Ia terkekeh pelan diiringi tawa kedua temannya.
Maisa tertawa kecil. Tangannya masih menyapukan kuasnya ke kanvas. Harus diakuinya, pemain basket semuanya memiliki tampang di atas rata-rata.
"Tidak kok, Mbak."
Erik melemparkan handuk kecil ke arah Ken. Ia menangkapnya langsung mengelap keringat yang mengucur di lehernya. Napasnya sedikit terengah-engah. Ia meneguk sebotol minuman sampai tandas. Erik dan Kio melakukan hal serupa. Matanya menatap bosan kerumunan gadis yang ingin mendekat. Bukannya sombong, ia hanya ingin ada ruang privasi.
Ekor matanya menangkap seorang gadis di lantai dua tengah bertopang dagu. Matanya tertuju ke lapangan basket. Keduanya bertatap muka sesaat. Wajahnya tidak asing. Ia gadis beberapa waktu lalu yang dilihatnya di lantai dua.
Ken tersenyum ke arahnya. Gadis itu terkejut, tangannya terlepas saat menopang dagu. Ia bersembunyi, menghilang dari balik jendela. Ken terkekeh geli. Lucu melihatnya salah tingkah.
Kedua sohibnya memandangnya heran. Erik dan Kio mengalihkan pandangan ke arah yang dilihat Ken barusan. Tidak ada siapa pun. Erik menanyakannya siapa gerangan yang dilihatnya, Ken tidak mengatakan apapun hanya tertawa kecil.

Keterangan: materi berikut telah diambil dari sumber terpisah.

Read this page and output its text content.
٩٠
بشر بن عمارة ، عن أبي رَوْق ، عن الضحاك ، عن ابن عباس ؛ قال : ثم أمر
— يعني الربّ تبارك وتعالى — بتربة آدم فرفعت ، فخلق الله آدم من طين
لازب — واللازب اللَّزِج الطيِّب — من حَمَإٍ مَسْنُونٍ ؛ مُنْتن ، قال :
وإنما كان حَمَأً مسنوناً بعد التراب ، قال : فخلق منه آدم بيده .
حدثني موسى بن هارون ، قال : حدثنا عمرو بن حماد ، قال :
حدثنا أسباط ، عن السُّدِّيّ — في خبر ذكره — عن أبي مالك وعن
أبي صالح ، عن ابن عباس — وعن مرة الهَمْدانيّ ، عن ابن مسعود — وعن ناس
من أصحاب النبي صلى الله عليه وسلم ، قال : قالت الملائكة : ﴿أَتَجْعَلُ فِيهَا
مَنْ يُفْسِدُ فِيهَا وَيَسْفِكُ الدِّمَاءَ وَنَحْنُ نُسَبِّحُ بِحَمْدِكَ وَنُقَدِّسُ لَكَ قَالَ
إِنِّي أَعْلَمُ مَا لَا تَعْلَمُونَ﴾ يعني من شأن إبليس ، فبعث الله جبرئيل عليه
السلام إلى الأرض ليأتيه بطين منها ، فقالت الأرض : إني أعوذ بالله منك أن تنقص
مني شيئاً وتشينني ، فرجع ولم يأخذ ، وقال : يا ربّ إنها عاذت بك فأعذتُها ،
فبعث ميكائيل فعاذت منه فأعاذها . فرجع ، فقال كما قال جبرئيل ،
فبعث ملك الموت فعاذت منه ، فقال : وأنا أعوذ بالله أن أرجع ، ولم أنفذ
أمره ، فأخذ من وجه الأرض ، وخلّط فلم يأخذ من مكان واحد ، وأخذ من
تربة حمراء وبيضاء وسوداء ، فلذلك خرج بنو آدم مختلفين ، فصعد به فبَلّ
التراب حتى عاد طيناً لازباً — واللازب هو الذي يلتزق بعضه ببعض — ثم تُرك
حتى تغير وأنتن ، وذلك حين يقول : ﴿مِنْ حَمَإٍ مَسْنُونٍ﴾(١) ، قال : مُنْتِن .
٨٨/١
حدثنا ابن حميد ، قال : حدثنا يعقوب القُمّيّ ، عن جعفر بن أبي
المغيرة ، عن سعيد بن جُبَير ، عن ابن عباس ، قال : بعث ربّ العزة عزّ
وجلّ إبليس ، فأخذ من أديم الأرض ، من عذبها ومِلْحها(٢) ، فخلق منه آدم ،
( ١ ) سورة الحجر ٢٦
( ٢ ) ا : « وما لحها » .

Kio mengerutkan keningnya. Matanya masih menatap nanar ke arah jendela. Sekelebat bayangan tak asing di matanya. Wajahnya berubah masam. Melihatnya, keisengan Erik kambuh lagi.

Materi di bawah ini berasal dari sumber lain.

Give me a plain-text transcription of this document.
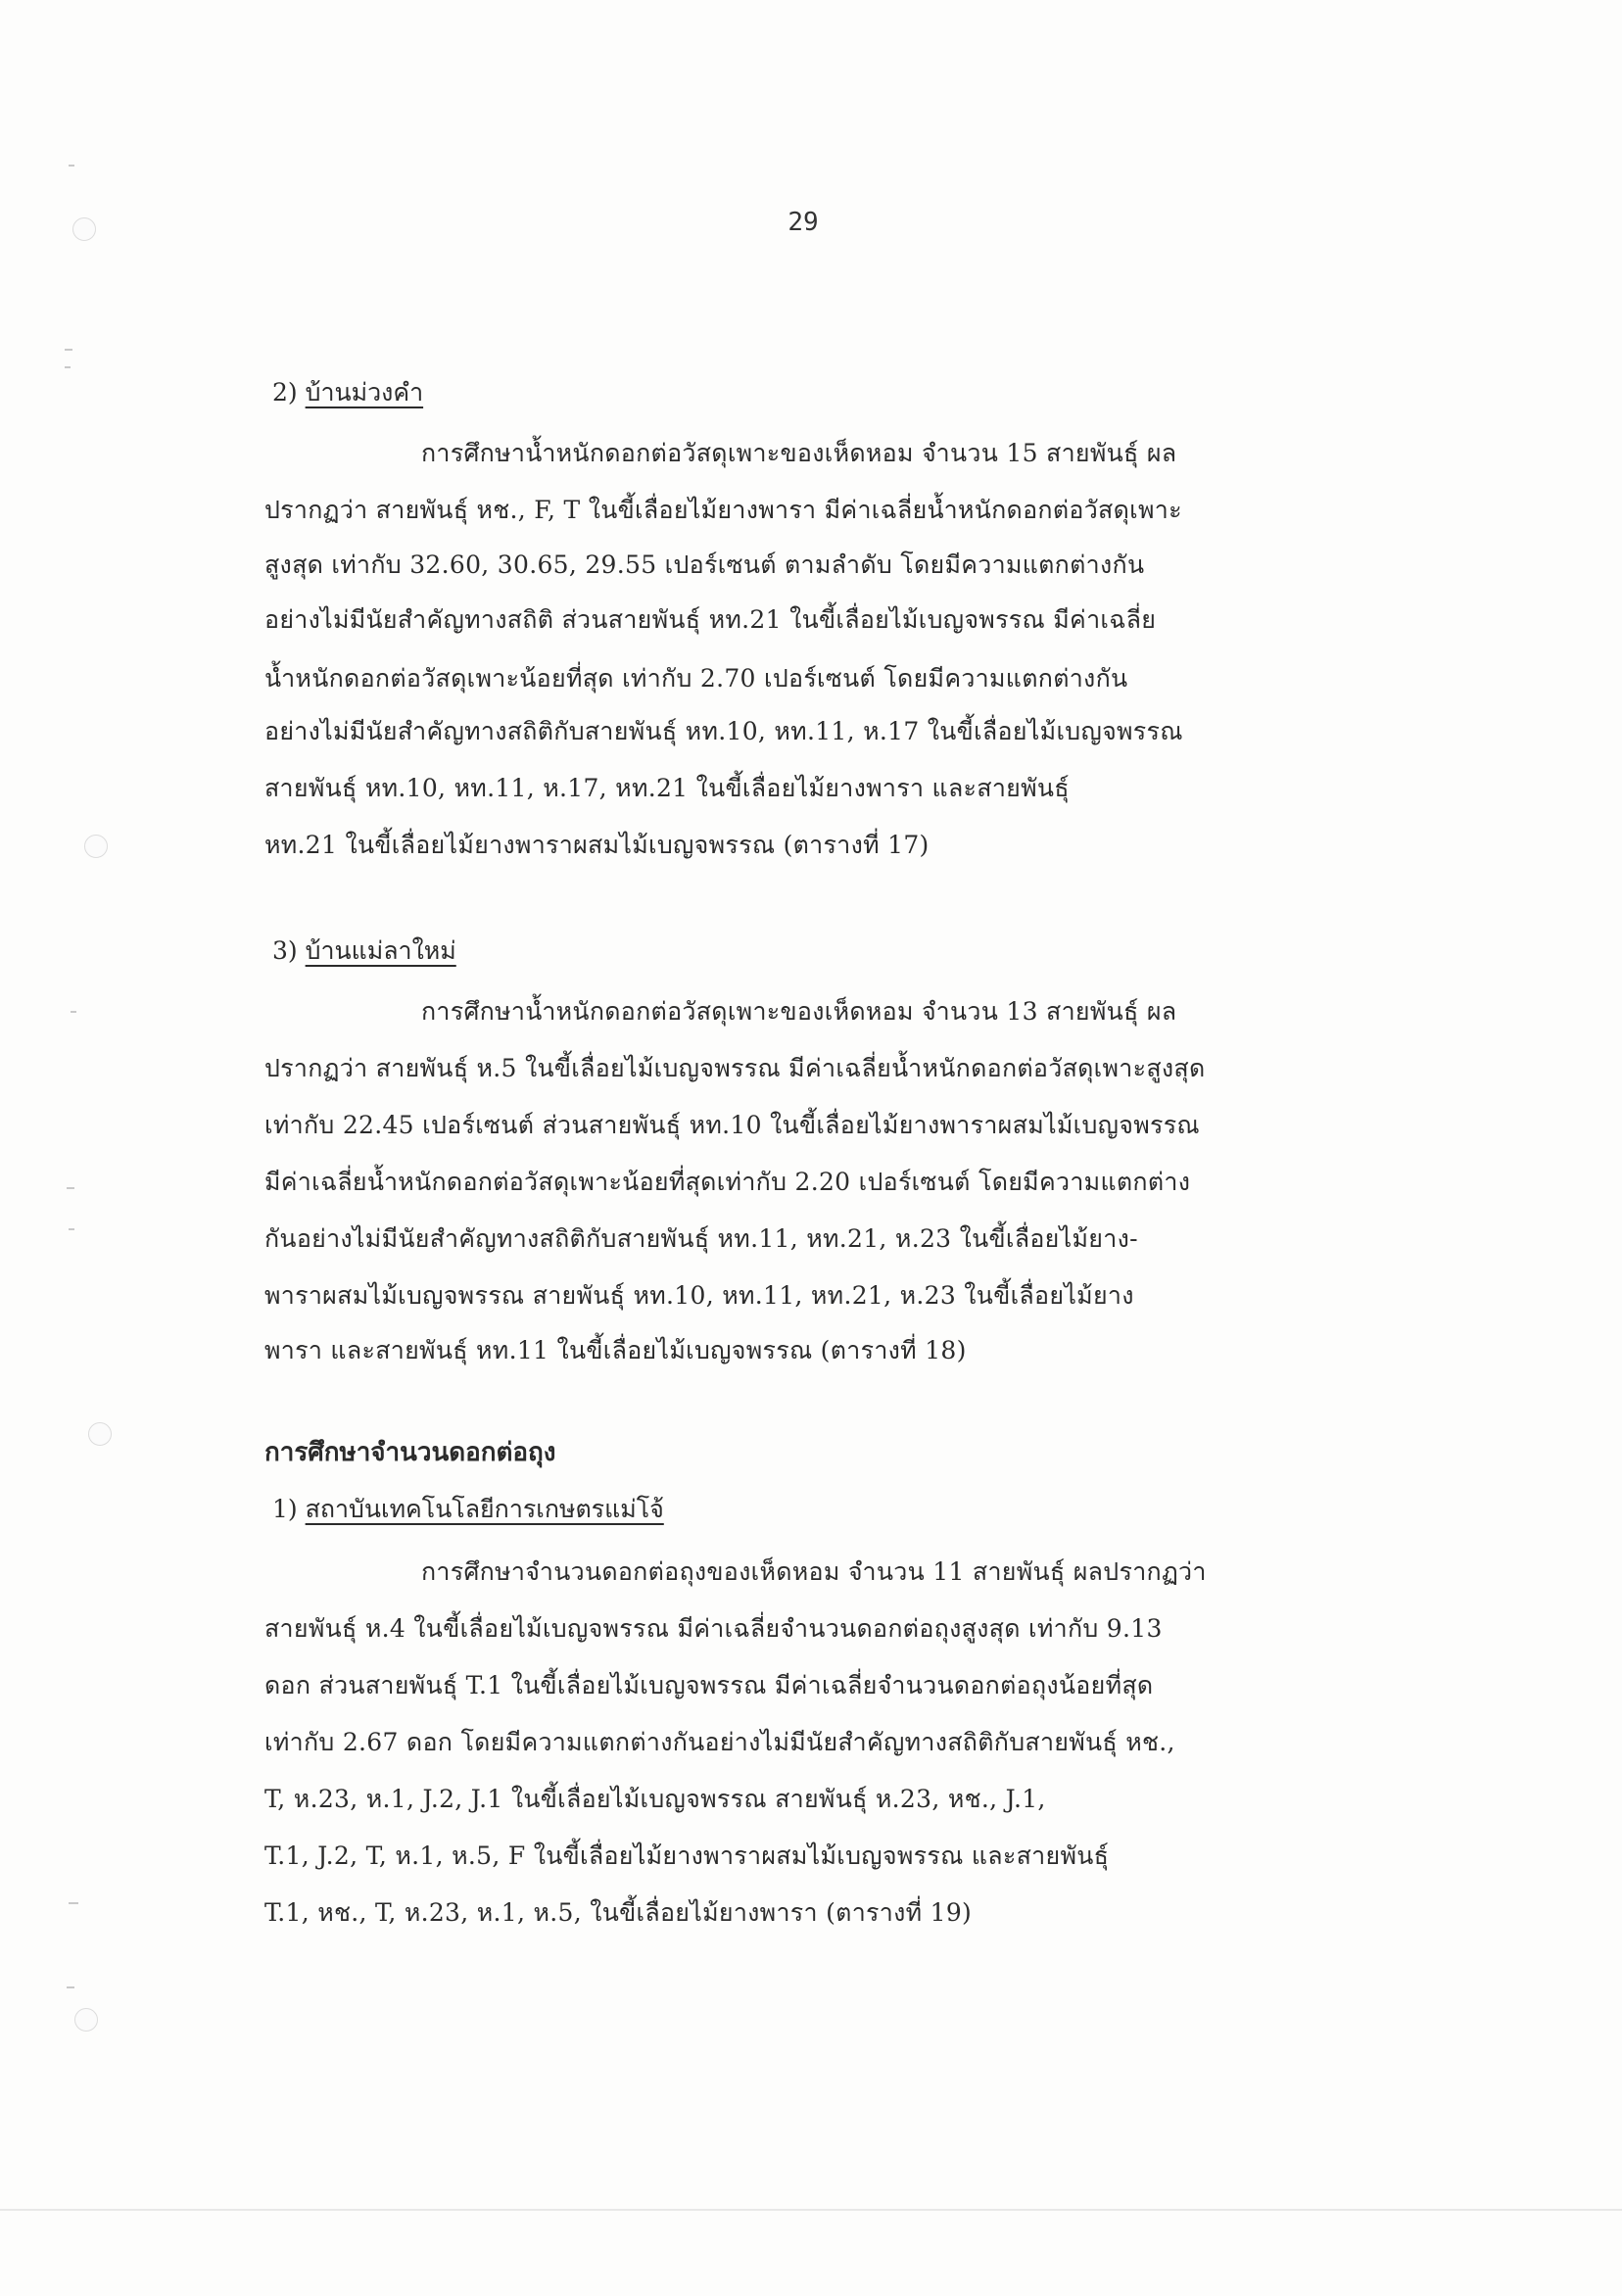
29
2) บ้านม่วงคำ
การศึกษาน้ำหนักดอกต่อวัสดุเพาะของเห็ดหอม จำนวน 15 สายพันธุ์ ผล
ปรากฏว่า สายพันธุ์ หช., F, T ในขี้เลื่อยไม้ยางพารา มีค่าเฉลี่ยน้ำหนักดอกต่อวัสดุเพาะ
สูงสุด เท่ากับ 32.60, 30.65, 29.55 เปอร์เซนต์ ตามลำดับ โดยมีความแตกต่างกัน
อย่างไม่มีนัยสำคัญทางสถิติ ส่วนสายพันธุ์ หท.21 ในขี้เลื่อยไม้เบญจพรรณ มีค่าเฉลี่ย
น้ำหนักดอกต่อวัสดุเพาะน้อยที่สุด เท่ากับ 2.70 เปอร์เซนต์ โดยมีความแตกต่างกัน
อย่างไม่มีนัยสำคัญทางสถิติกับสายพันธุ์ หท.10, หท.11, ห.17 ในขี้เลื่อยไม้เบญจพรรณ
สายพันธุ์ หท.10, หท.11, ห.17, หท.21 ในขี้เลื่อยไม้ยางพารา และสายพันธุ์
หท.21 ในขี้เลื่อยไม้ยางพาราผสมไม้เบญจพรรณ (ตารางที่ 17)
3) บ้านแม่ลาใหม่
การศึกษาน้ำหนักดอกต่อวัสดุเพาะของเห็ดหอม จำนวน 13 สายพันธุ์ ผล
ปรากฏว่า สายพันธุ์ ห.5 ในขี้เลื่อยไม้เบญจพรรณ มีค่าเฉลี่ยน้ำหนักดอกต่อวัสดุเพาะสูงสุด
เท่ากับ 22.45 เปอร์เซนต์ ส่วนสายพันธุ์ หท.10 ในขี้เลื่อยไม้ยางพาราผสมไม้เบญจพรรณ
มีค่าเฉลี่ยน้ำหนักดอกต่อวัสดุเพาะน้อยที่สุดเท่ากับ 2.20 เปอร์เซนต์ โดยมีความแตกต่าง
กันอย่างไม่มีนัยสำคัญทางสถิติกับสายพันธุ์ หท.11, หท.21, ห.23 ในขี้เลื่อยไม้ยาง-
พาราผสมไม้เบญจพรรณ สายพันธุ์ หท.10, หท.11, หท.21, ห.23 ในขี้เลื่อยไม้ยาง
พารา และสายพันธุ์ หท.11 ในขี้เลื่อยไม้เบญจพรรณ (ตารางที่ 18)
การศึกษาจำนวนดอกต่อถุง
1) สถาบันเทคโนโลยีการเกษตรแม่โจ้
การศึกษาจำนวนดอกต่อถุงของเห็ดหอม จำนวน 11 สายพันธุ์ ผลปรากฏว่า
สายพันธุ์ ห.4 ในขี้เลื่อยไม้เบญจพรรณ มีค่าเฉลี่ยจำนวนดอกต่อถุงสูงสุด เท่ากับ 9.13
ดอก ส่วนสายพันธุ์ T.1 ในขี้เลื่อยไม้เบญจพรรณ มีค่าเฉลี่ยจำนวนดอกต่อถุงน้อยที่สุด
เท่ากับ 2.67 ดอก โดยมีความแตกต่างกันอย่างไม่มีนัยสำคัญทางสถิติกับสายพันธุ์ หช.,
T, ห.23, ห.1, J.2, J.1 ในขี้เลื่อยไม้เบญจพรรณ สายพันธุ์ ห.23, หช., J.1,
T.1, J.2, T, ห.1, ห.5, F ในขี้เลื่อยไม้ยางพาราผสมไม้เบญจพรรณ และสายพันธุ์
T.1, หช., T, ห.23, ห.1, ห.5, ในขี้เลื่อยไม้ยางพารา (ตารางที่ 19)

“Lagi mikirin apa? Cewek yang menendang botol waktu itu, ya? Kok sampai segitunya. Wajahmu sudah seperti benang kusut,” Erik menggodanya.
Menyenangkan melihat temannya emosi saat menyinggung kejadian kala itu. Kio mengumpat kesal. Wajahnya berubah merah padam. Erik makin tambah berani menggodanya. Ken hanya tertawa melihatnya.
“Sialan!” umpatnya sebal.
“Aku ke toilet dulu, deh. Kalian duluan saja ke kelas. Nanti aku menyusul,” kata Ken kemudian.
Ken pergi meninggalkan teman-temannya. Setelah dari toilet, Ia mampir ke kantin sekedar membeli es cappucino. Sebentar lagi jam kuliahnya dimulai. Pak Bayu seorang dosen killer, tidak akan mentolerir siapapun yang terlambat.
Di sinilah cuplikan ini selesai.